Turkey has left worst behind as recovery begins with exports worth $10 billion in May, says the country's Trade Minister Ruhsar Pekcan.
Turkey's exports hit $10 billion this May in the shadow of the coronavirus pandemic, down 40.9 percent from the same month last year, according to preliminary Trade Ministry data released on Tuesday.
Commenting on the figures, Trade Minister Ruhsar Pekcan said Turkish exports in May rose 10.8 percent month-on-month while falling on an annual basis due to lower external demand, high-base effects in 2019, and bank holidays.
"Turkey left the worst behind with the May export figures, recovery begins," Pekcan said on Twitter.
The country's imports also narrowed by 27.7 percent to $13.4 billion in the same period, the data showed.
She stressed that intermediate and investment goods imports constituted 91.2 percent of the total, pointing to a rise in production and exports for the coming period.
Pekcan said that the export/import coverage ratio climbed to 74.3 percent, up from 66.3 percent in May 2019.
Turkey last month saw a nearly 34 percent annual decline in the foreign trade volume to $23.4 billion, according to the data.
May's foreign trade deficit was more than double the deficit in the same month last year, reaching $3.4 billion.
"Our exports on a working-day basis in May surged 28.5 percent compared to April, hitting $540.5 million," Pekcan added.
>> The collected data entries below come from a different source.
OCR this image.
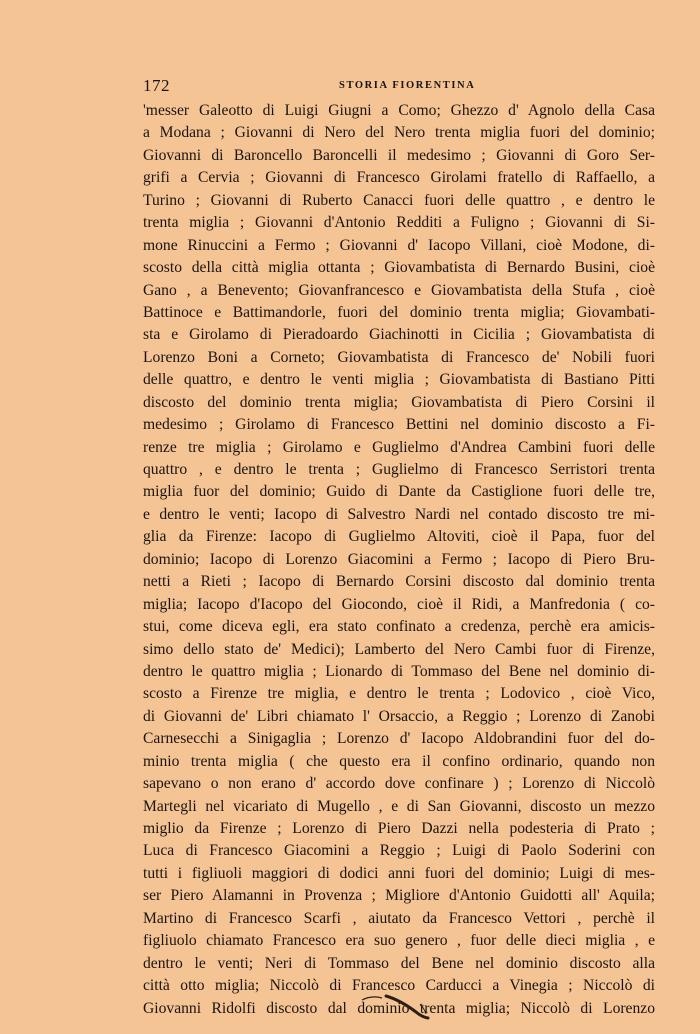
172	STORIA FIORENTINA
'messer Galeotto di Luigi Giugni a Como; Ghezzo d' Agnolo della Casa
a Modana ; Giovanni di Nero del Nero trenta miglia fuori del dominio;
Giovanni di Baroncello Baroncelli il medesimo ; Giovanni di Goro Ser-
grifi a Cervia ; Giovanni di Francesco Girolami fratello di Raffaello, a
Turino ; Giovanni di Ruberto Canacci fuori delle quattro , e dentro le
trenta miglia ; Giovanni d'Antonio Redditi a Fuligno ; Giovanni di Si-
mone Rinuccini a Fermo ; Giovanni d' Iacopo Villani, cioè Modone, di-
scosto della città miglia ottanta ; Giovambatista di Bernardo Busini, cioè
Gano , a Benevento; Giovanfrancesco e Giovambatista della Stufa , cioè
Battinoce e Battimandorle, fuori del dominio trenta miglia; Giovambati-
sta e Girolamo di Pieradoardo Giachinotti in Cicilia ; Giovambatista di
Lorenzo Boni a Corneto; Giovambatista di Francesco de' Nobili fuori
delle quattro, e dentro le venti miglia ; Giovambatista di Bastiano Pitti
discosto del dominio trenta miglia; Giovambatista di Piero Corsini il
medesimo ; Girolamo di Francesco Bettini nel dominio discosto a Fi-
renze tre miglia ; Girolamo e Guglielmo d'Andrea Cambini fuori delle
quattro , e dentro le trenta ; Guglielmo di Francesco Serristori trenta
miglia fuor del dominio; Guido di Dante da Castiglione fuori delle tre,
e dentro le venti; Iacopo di Salvestro Nardi nel contado discosto tre mi-
glia da Firenze: Iacopo di Guglielmo Altoviti, cioè il Papa, fuor del
dominio; Iacopo di Lorenzo Giacomini a Fermo ; Iacopo di Piero Bru-
netti a Rieti ; Iacopo di Bernardo Corsini discosto dal dominio trenta
miglia; Iacopo d'Iacopo del Giocondo, cioè il Ridi, a Manfredonia ( co-
stui, come diceva egli, era stato confinato a credenza, perchè era amicis-
simo dello stato de' Medici); Lamberto del Nero Cambi fuor di Firenze,
dentro le quattro miglia ; Lionardo di Tommaso del Bene nel dominio di-
scosto a Firenze tre miglia, e dentro le trenta ; Lodovico , cioè Vico,
di Giovanni de' Libri chiamato l' Orsaccio, a Reggio ; Lorenzo di Zanobi
Carnesecchi a Sinigaglia ; Lorenzo d' Iacopo Aldobrandini fuor del do-
minio trenta miglia ( che questo era il confino ordinario, quando non
sapevano o non erano d' accordo dove confinare ) ; Lorenzo di Niccolò
Martegli nel vicariato di Mugello , e di San Giovanni, discosto un mezzo
miglio da Firenze ; Lorenzo di Piero Dazzi nella podesteria di Prato ;
Luca di Francesco Giacomini a Reggio ; Luigi di Paolo Soderini con
tutti i figliuoli maggiori di dodici anni fuori del dominio; Luigi di mes-
ser Piero Alamanni in Provenza ; Migliore d'Antonio Guidotti all' Aquila;
Martino di Francesco Scarfi , aiutato da Francesco Vettori , perchè il
figliuolo chiamato Francesco era suo genero , fuor delle dieci miglia , e
dentro le venti; Neri di Tommaso del Bene nel dominio discosto alla
città otto miglia; Niccolò di Francesco Carducci a Vinegia ; Niccolò di
Giovanni Ridolfi discosto dal dominio trenta miglia; Niccolò di Lorenzo
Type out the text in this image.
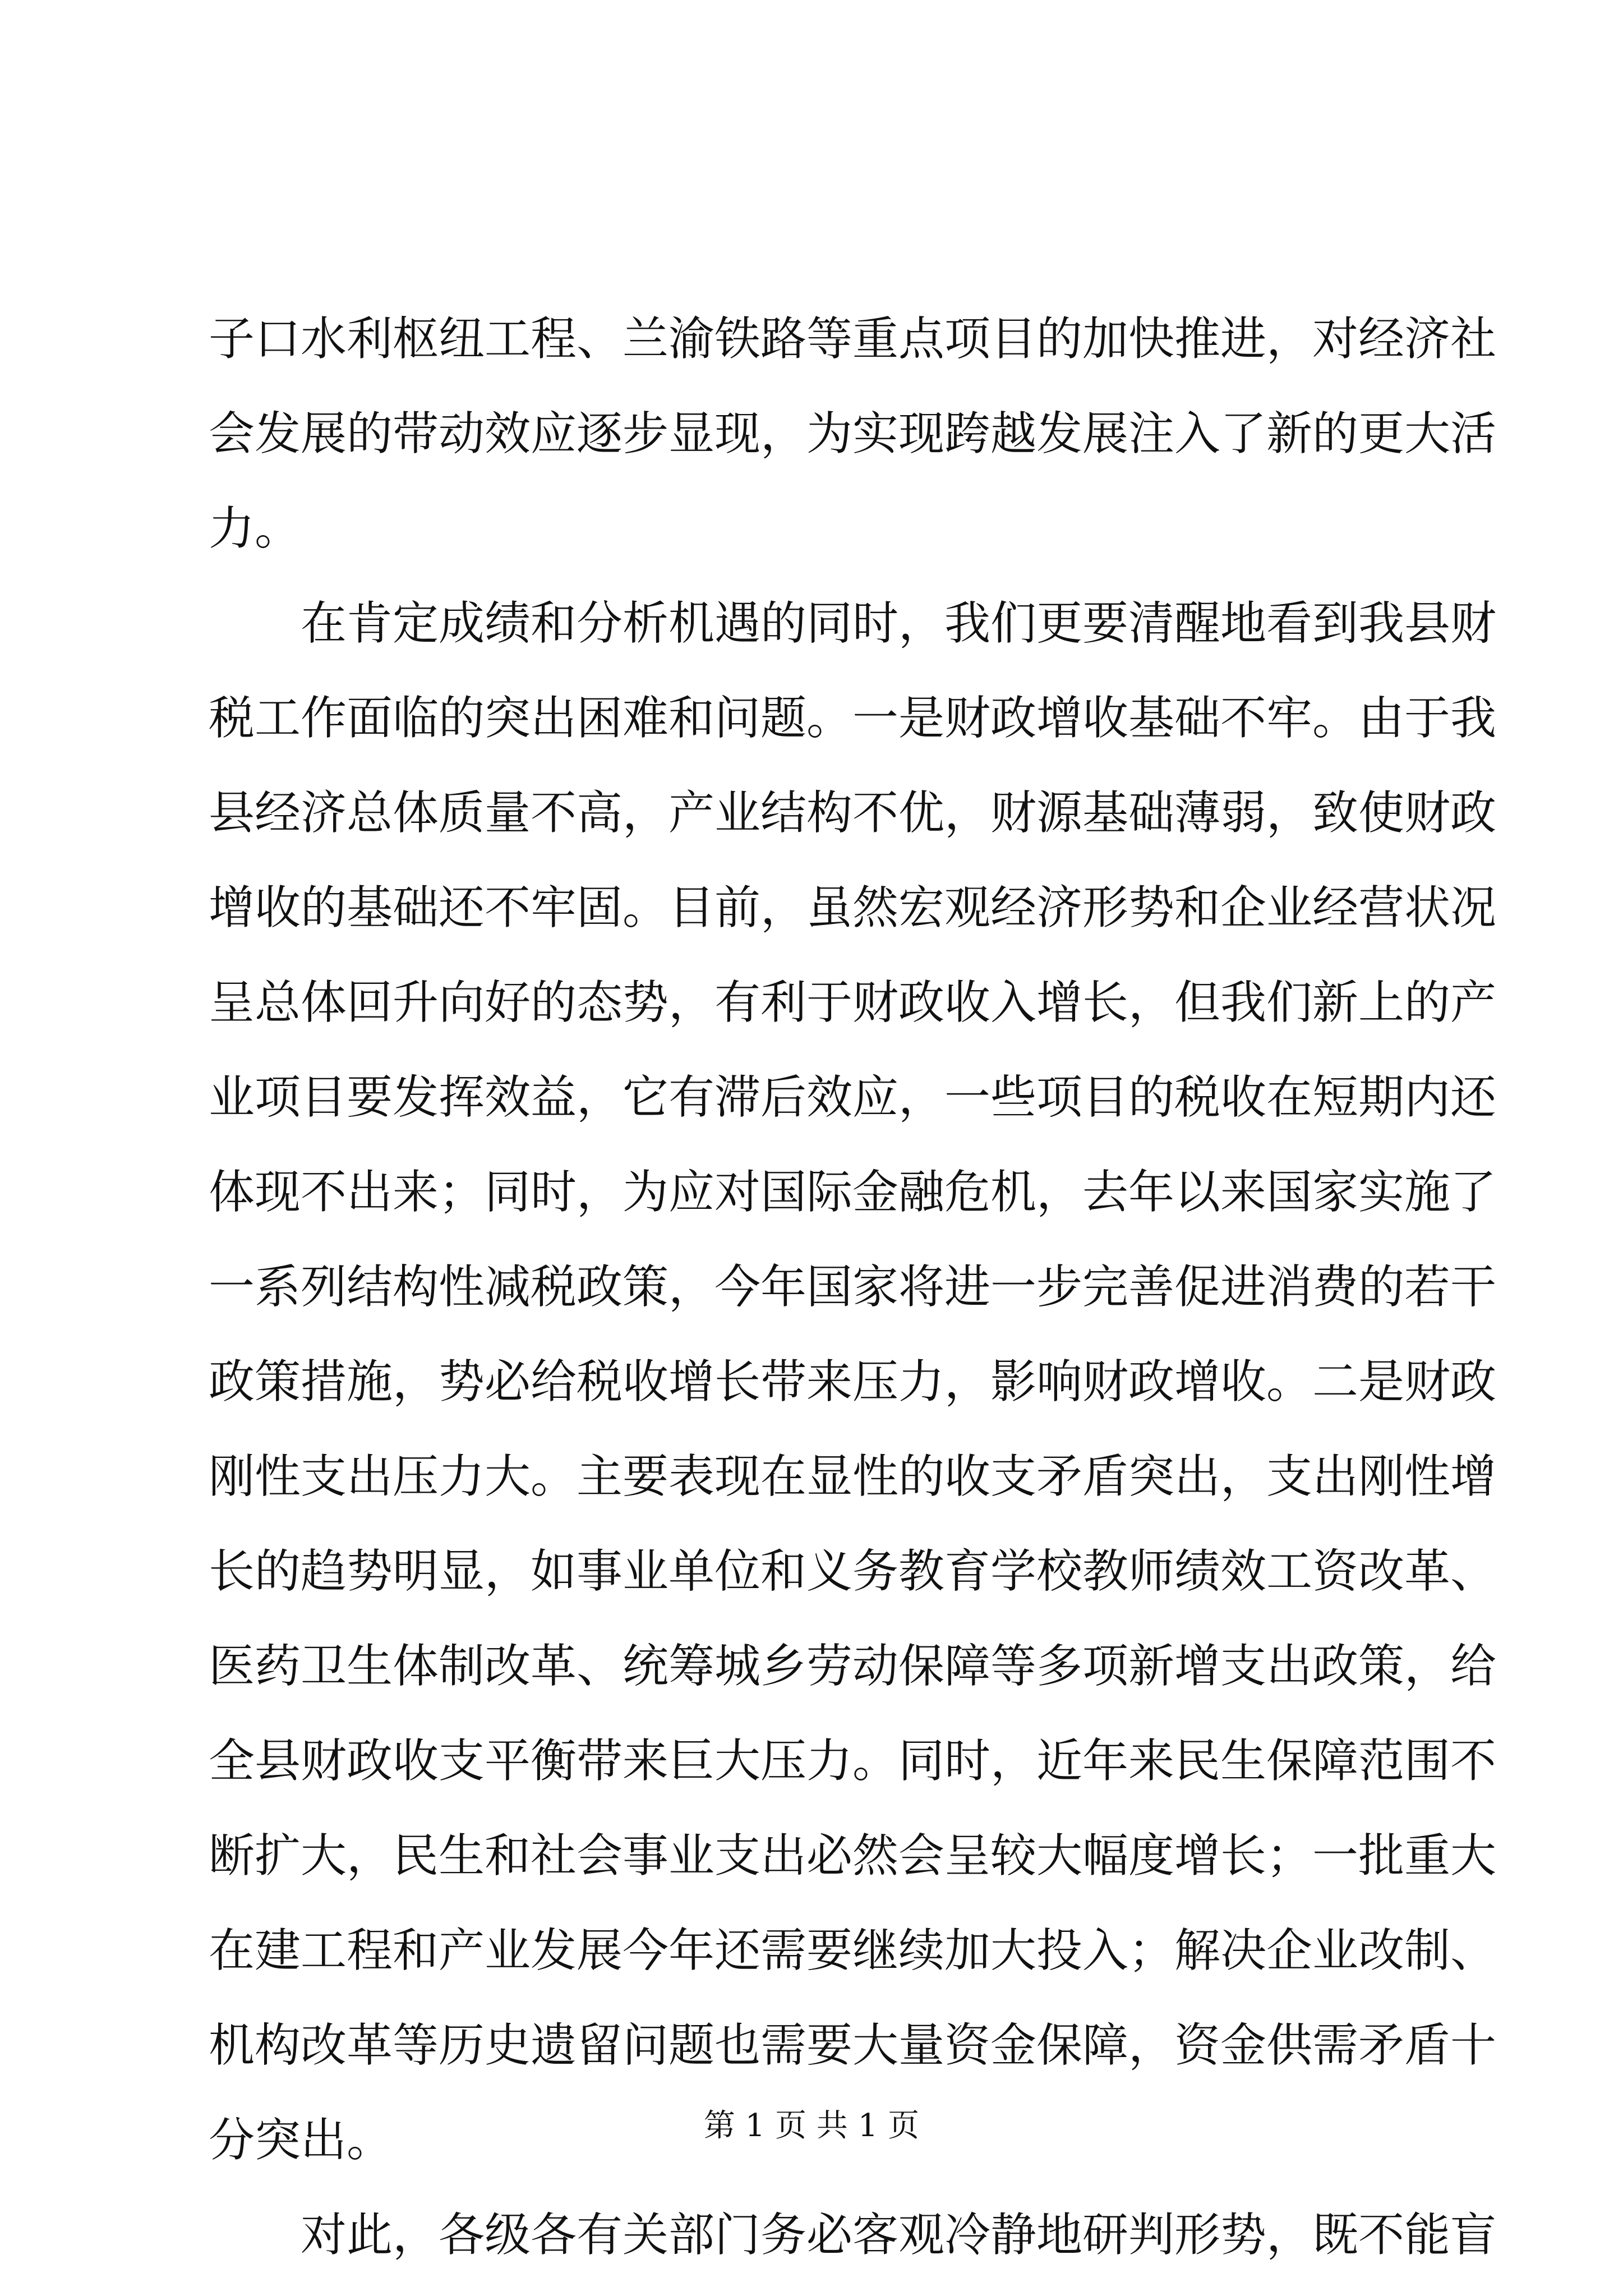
子口水利枢纽工程、兰渝铁路等重点项目的加快推进，对经济社
会发展的带动效应逐步显现，为实现跨越发展注入了新的更大活
力。
在肯定成绩和分析机遇的同时，我们更要清醒地看到我县财
税工作面临的突出困难和问题。一是财政增收基础不牢。由于我
县经济总体质量不高，产业结构不优，财源基础薄弱，致使财政
增收的基础还不牢固。目前，虽然宏观经济形势和企业经营状况
呈总体回升向好的态势，有利于财政收入增长，但我们新上的产
业项目要发挥效益，它有滞后效应，一些项目的税收在短期内还
体现不出来；同时，为应对国际金融危机，去年以来国家实施了
一系列结构性减税政策，今年国家将进一步完善促进消费的若干
政策措施，势必给税收增长带来压力，影响财政增收。二是财政
刚性支出压力大。主要表现在显性的收支矛盾突出，支出刚性增
长的趋势明显，如事业单位和义务教育学校教师绩效工资改革、
医药卫生体制改革、统筹城乡劳动保障等多项新增支出政策，给
全县财政收支平衡带来巨大压力。同时，近年来民生保障范围不
断扩大，民生和社会事业支出必然会呈较大幅度增长；一批重大
在建工程和产业发展今年还需要继续加大投入；解决企业改制、
机构改革等历史遗留问题也需要大量资金保障，资金供需矛盾十
分突出。
对此，各级各有关部门务必客观冷静地研判形势，既不能盲
第 1 页 共 1 页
Exports to the EU, the country's main export market, soared 17.3 percent on a monthly basis in May, she noted.
Stating that the economy's main locomotive sectors saw a revival in exports compared to a month earlier, Pekcan said automotive exports jumped 95.5 percent, ready-wear exports rose 45.5 percent, and textile and defence exports climbed 35.5 percent and 33.9 percent, respectively.